This file has been truncated. show original
# FDB Recovery Internals
FDB uses recovery to handle various failures, such as hardware and network failures. When the current transaction system no longer works properly due to failures, recovery is automatically triggered to create a new generation of the transaction system.
This document explains at the high level how the recovery works in a single cluster. The audience of this document includes both FDB developers who want to have a basic understanding of the recovery process and database administrators who need to understand why a cluster fails to recover. This document does not discuss the complexity introduced to the recovery process by the multi-region configuration.
## `ServerDBInfo` data structure
This data structure contains transient information which is broadcast to all workers for a database, permitting them to communicate with each other. It contains, for example, the interfaces for cluster controller (CC), master, ratekeeper, and resolver, and holds the log system's configuration. Only part of the data structure, such as `ClientDBInfo` that contains the list of GRV proxies and commit proxies, is available to the client.

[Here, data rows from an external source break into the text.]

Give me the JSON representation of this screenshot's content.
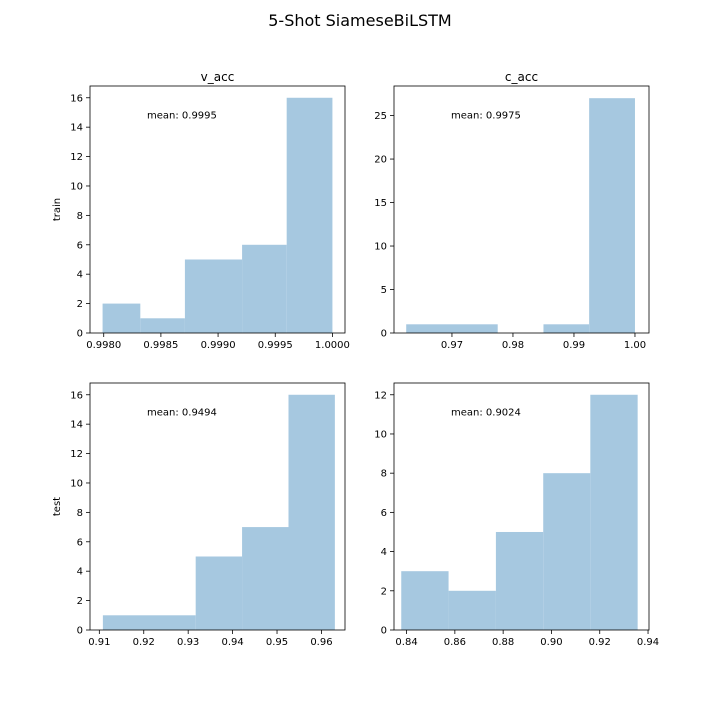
{
  "figure": {
    "title": "5-Shot SiameseBiLSTM"
  },
  "chart_data": [
    {
      "type": "bar",
      "title": "v_acc",
      "ylabel": "train",
      "annotation": "mean: 0.9995",
      "bar_color": "#a6c8e0",
      "xlim": [
        0.99788,
        1.00011
      ],
      "ylim": [
        0,
        16.8
      ],
      "xticks": [
        "0.9980",
        "0.9985",
        "0.9990",
        "0.9995",
        "1.0000"
      ],
      "xtick_values": [
        0.998,
        0.9985,
        0.999,
        0.9995,
        1.0
      ],
      "yticks": [
        0,
        2,
        4,
        6,
        8,
        10,
        12,
        14,
        16
      ],
      "bins": [
        {
          "start": 0.99799,
          "end": 0.99832,
          "count": 2
        },
        {
          "start": 0.99832,
          "end": 0.99871,
          "count": 1
        },
        {
          "start": 0.99871,
          "end": 0.99921,
          "count": 5
        },
        {
          "start": 0.99921,
          "end": 0.9996,
          "count": 6
        },
        {
          "start": 0.9996,
          "end": 1.0,
          "count": 16
        }
      ]
    },
    {
      "type": "bar",
      "title": "c_acc",
      "ylabel": "",
      "annotation": "mean: 0.9975",
      "bar_color": "#a6c8e0",
      "xlim": [
        0.9605,
        1.0023
      ],
      "ylim": [
        0,
        28.4
      ],
      "xticks": [
        "0.97",
        "0.98",
        "0.99",
        "1.00"
      ],
      "xtick_values": [
        0.97,
        0.98,
        0.99,
        1.0
      ],
      "yticks": [
        0,
        5,
        10,
        15,
        20,
        25
      ],
      "bins": [
        {
          "start": 0.9625,
          "end": 0.9775,
          "count": 1
        },
        {
          "start": 0.9775,
          "end": 0.985,
          "count": 0
        },
        {
          "start": 0.985,
          "end": 0.99249,
          "count": 1
        },
        {
          "start": 0.99249,
          "end": 1.0,
          "count": 27
        }
      ]
    },
    {
      "type": "bar",
      "title": "",
      "ylabel": "test",
      "annotation": "mean: 0.9494",
      "bar_color": "#a6c8e0",
      "xlim": [
        0.9079,
        0.9653
      ],
      "ylim": [
        0,
        16.8
      ],
      "xticks": [
        "0.91",
        "0.92",
        "0.93",
        "0.94",
        "0.95",
        "0.96"
      ],
      "xtick_values": [
        0.91,
        0.92,
        0.93,
        0.94,
        0.95,
        0.96
      ],
      "yticks": [
        0,
        2,
        4,
        6,
        8,
        10,
        12,
        14,
        16
      ],
      "bins": [
        {
          "start": 0.9108,
          "end": 0.93169,
          "count": 1
        },
        {
          "start": 0.93169,
          "end": 0.94213,
          "count": 5
        },
        {
          "start": 0.94213,
          "end": 0.95258,
          "count": 7
        },
        {
          "start": 0.95258,
          "end": 0.96302,
          "count": 16
        }
      ]
    },
    {
      "type": "bar",
      "title": "",
      "ylabel": "",
      "annotation": "mean: 0.9024",
      "bar_color": "#a6c8e0",
      "xlim": [
        0.8348,
        0.9404
      ],
      "ylim": [
        0,
        12.6
      ],
      "xticks": [
        "0.84",
        "0.86",
        "0.88",
        "0.90",
        "0.92",
        "0.94"
      ],
      "xtick_values": [
        0.84,
        0.86,
        0.88,
        0.9,
        0.92,
        0.94
      ],
      "yticks": [
        0,
        2,
        4,
        6,
        8,
        10,
        12
      ],
      "bins": [
        {
          "start": 0.8378,
          "end": 0.8574,
          "count": 3
        },
        {
          "start": 0.8574,
          "end": 0.877,
          "count": 2
        },
        {
          "start": 0.877,
          "end": 0.8966,
          "count": 5
        },
        {
          "start": 0.8966,
          "end": 0.9161,
          "count": 8
        },
        {
          "start": 0.9161,
          "end": 0.9357,
          "count": 12
        }
      ]
    }
  ]
}
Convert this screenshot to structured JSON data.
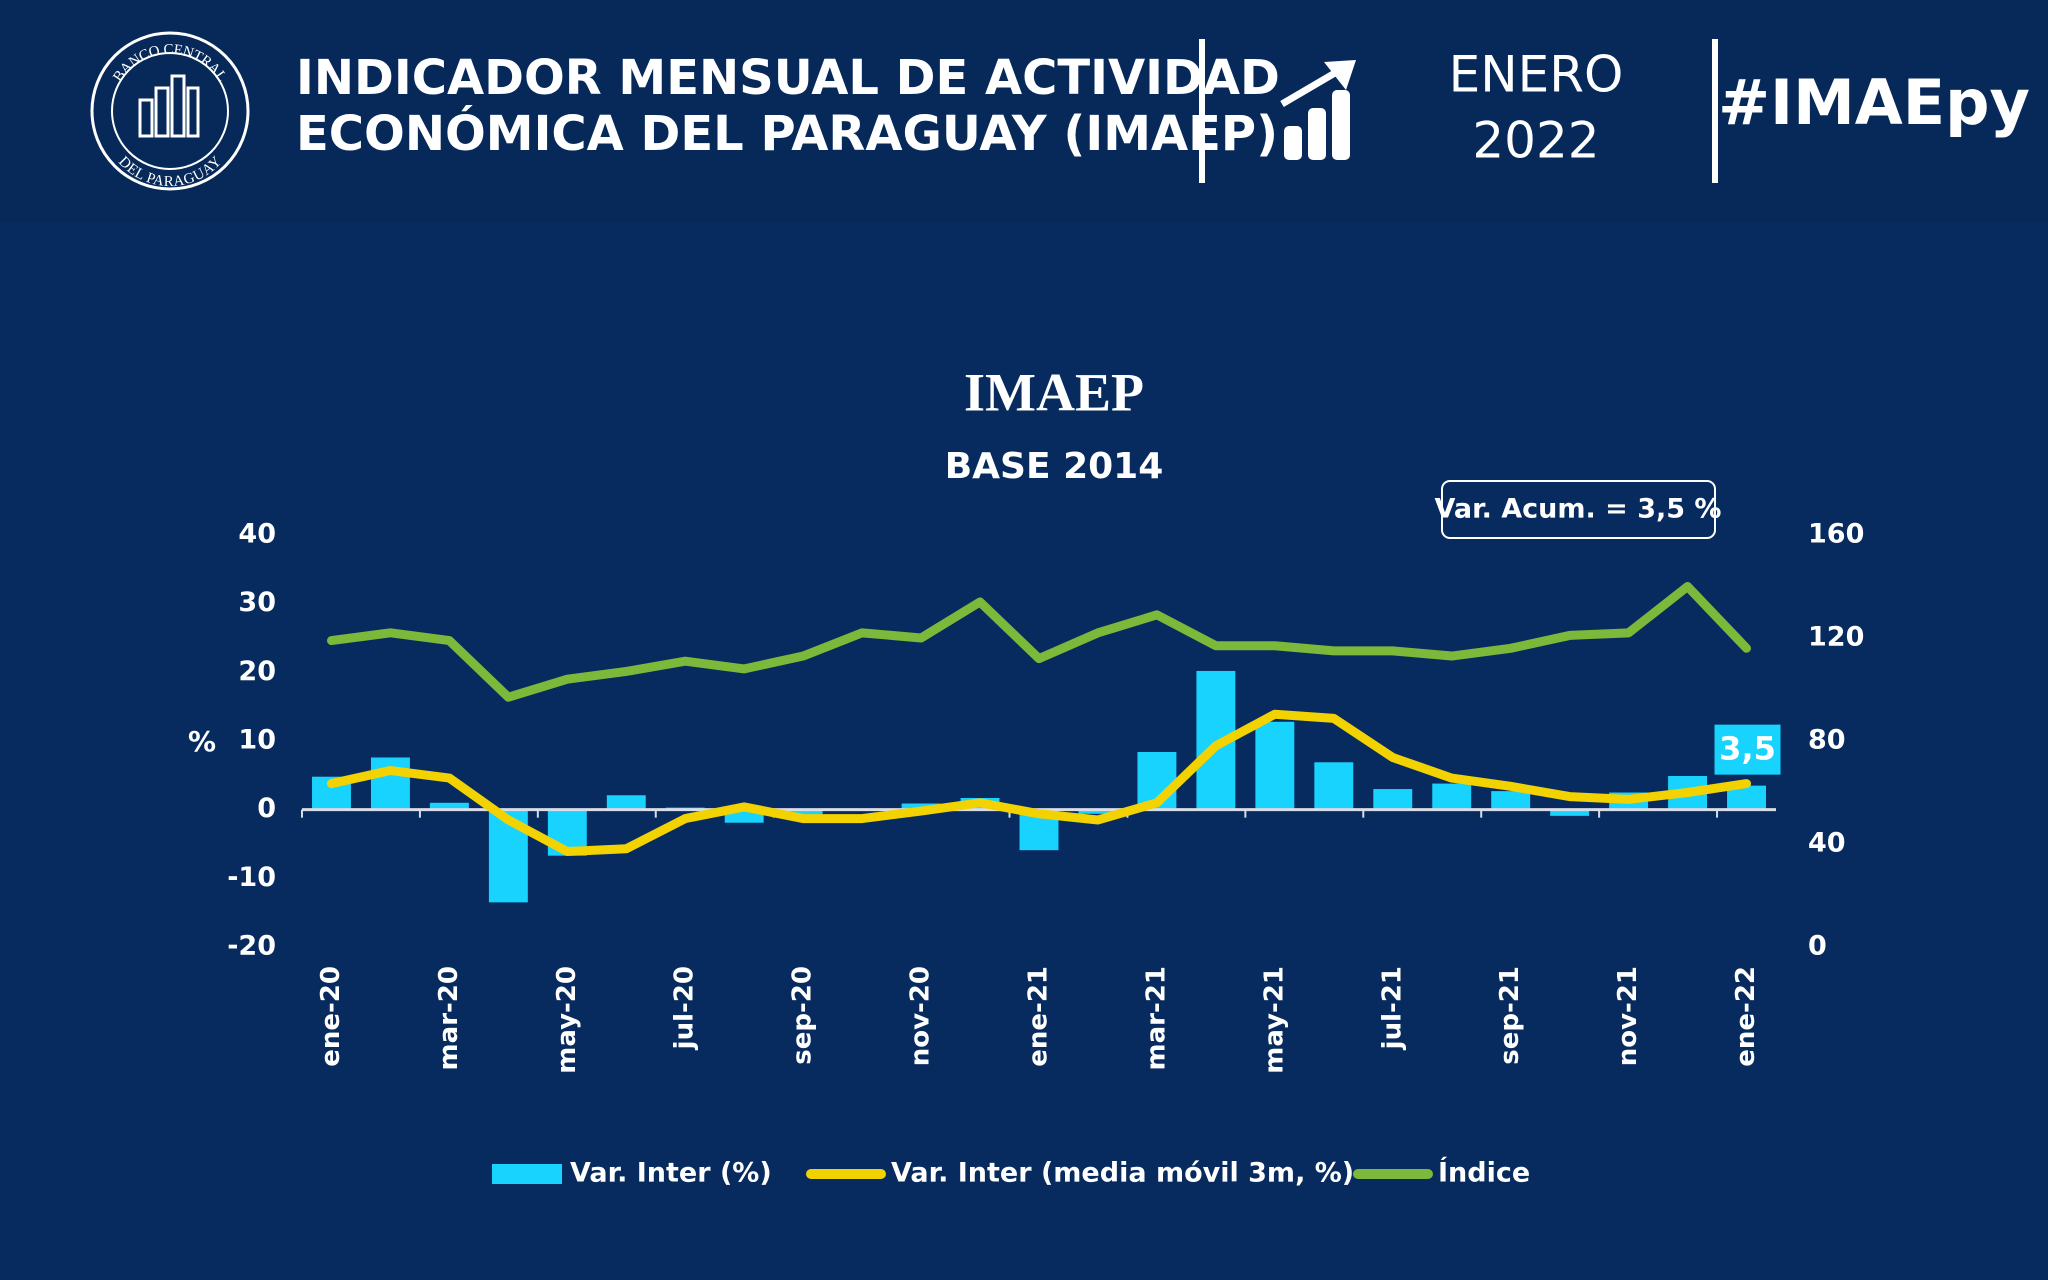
{
  "header": {
    "logo_top": "BANCO CENTRAL",
    "logo_bottom": "DEL PARAGUAY",
    "title_lines": [
      "INDICADOR MENSUAL DE ACTIVIDAD",
      "ECONÓMICA DEL PARAGUAY (IMAEP)"
    ],
    "month": "ENERO",
    "year": "2022",
    "hashtag": "#IMAEpy"
  },
  "chart_data": {
    "type": "bar",
    "title": "IMAEP",
    "subtitle": "BASE 2014",
    "y_label": "%",
    "annotations": [
      "Var. Acum. = 3,5 %"
    ],
    "categories": [
      "ene-20",
      null,
      "mar-20",
      null,
      "may-20",
      null,
      "jul-20",
      null,
      "sep-20",
      null,
      "nov-20",
      null,
      "ene-21",
      null,
      "mar-21",
      null,
      "may-21",
      null,
      "jul-21",
      null,
      "sep-21",
      null,
      "nov-21",
      null,
      "ene-22"
    ],
    "series": [
      {
        "name": "Var. Inter (%)",
        "type": "bar",
        "color": "#19d3ff",
        "values": [
          4.8,
          7.6,
          1.0,
          -13.5,
          -6.7,
          2.1,
          0.3,
          -1.9,
          -0.8,
          0.0,
          0.9,
          1.7,
          -5.9,
          -0.6,
          8.4,
          20.2,
          12.8,
          6.9,
          3.0,
          3.8,
          2.7,
          -0.9,
          2.5,
          4.9,
          3.5
        ],
        "value_labels": [
          null,
          null,
          null,
          null,
          null,
          null,
          null,
          null,
          null,
          null,
          null,
          null,
          null,
          null,
          null,
          null,
          null,
          null,
          null,
          null,
          null,
          null,
          null,
          null,
          "3,5"
        ]
      },
      {
        "name": "Var. Inter (media móvil 3m, %)",
        "type": "line",
        "color": "#f2d200",
        "values": [
          3.8,
          5.7,
          4.6,
          -1.5,
          -6.1,
          -5.7,
          -1.3,
          0.4,
          -1.3,
          -1.3,
          -0.2,
          1.0,
          -0.6,
          -1.5,
          1.0,
          9.3,
          13.9,
          13.3,
          7.6,
          4.6,
          3.4,
          1.9,
          1.5,
          2.5,
          3.8
        ]
      },
      {
        "name": "Índice",
        "type": "line",
        "color": "#7cb83a",
        "axis": "y2",
        "values": [
          119,
          122,
          119,
          97,
          104,
          107,
          111,
          108,
          113,
          122,
          120,
          134,
          112,
          122,
          129,
          117,
          117,
          115,
          115,
          113,
          116,
          121,
          122,
          140,
          116
        ]
      }
    ],
    "ylim": [
      -20,
      40
    ],
    "yticks": [
      -20,
      -10,
      0,
      10,
      20,
      30,
      40
    ],
    "y2lim": [
      0,
      160
    ],
    "y2ticks": [
      0,
      40,
      80,
      120,
      160
    ],
    "legend": "bottom"
  }
}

Whenever a field of the `ServerDBInfo`is changed, the new value of the field, say new master's interface, will be sent to the CC and CC will propagate the new `ServerDBInfo` to all workers in the cluster.
## When will recovery happen?
Failure of certain roles in FDB can cause recovery. Those roles are cluster controller, master, GRV proxy, commit proxy, transaction logs (tLog), resolvers, log router, and backup workers.
Network partition or failures can make CC unable to reach some roles, treating those roles as dead and causing recovery. If CC cannot connect to a majority of coordinators, it will be treated as dead by coordinators and recovery will happen.
Better master exists event can trigger recoveries. Better master exists event is the cluster changes such that there is a better location for some already recruited processes (say master role).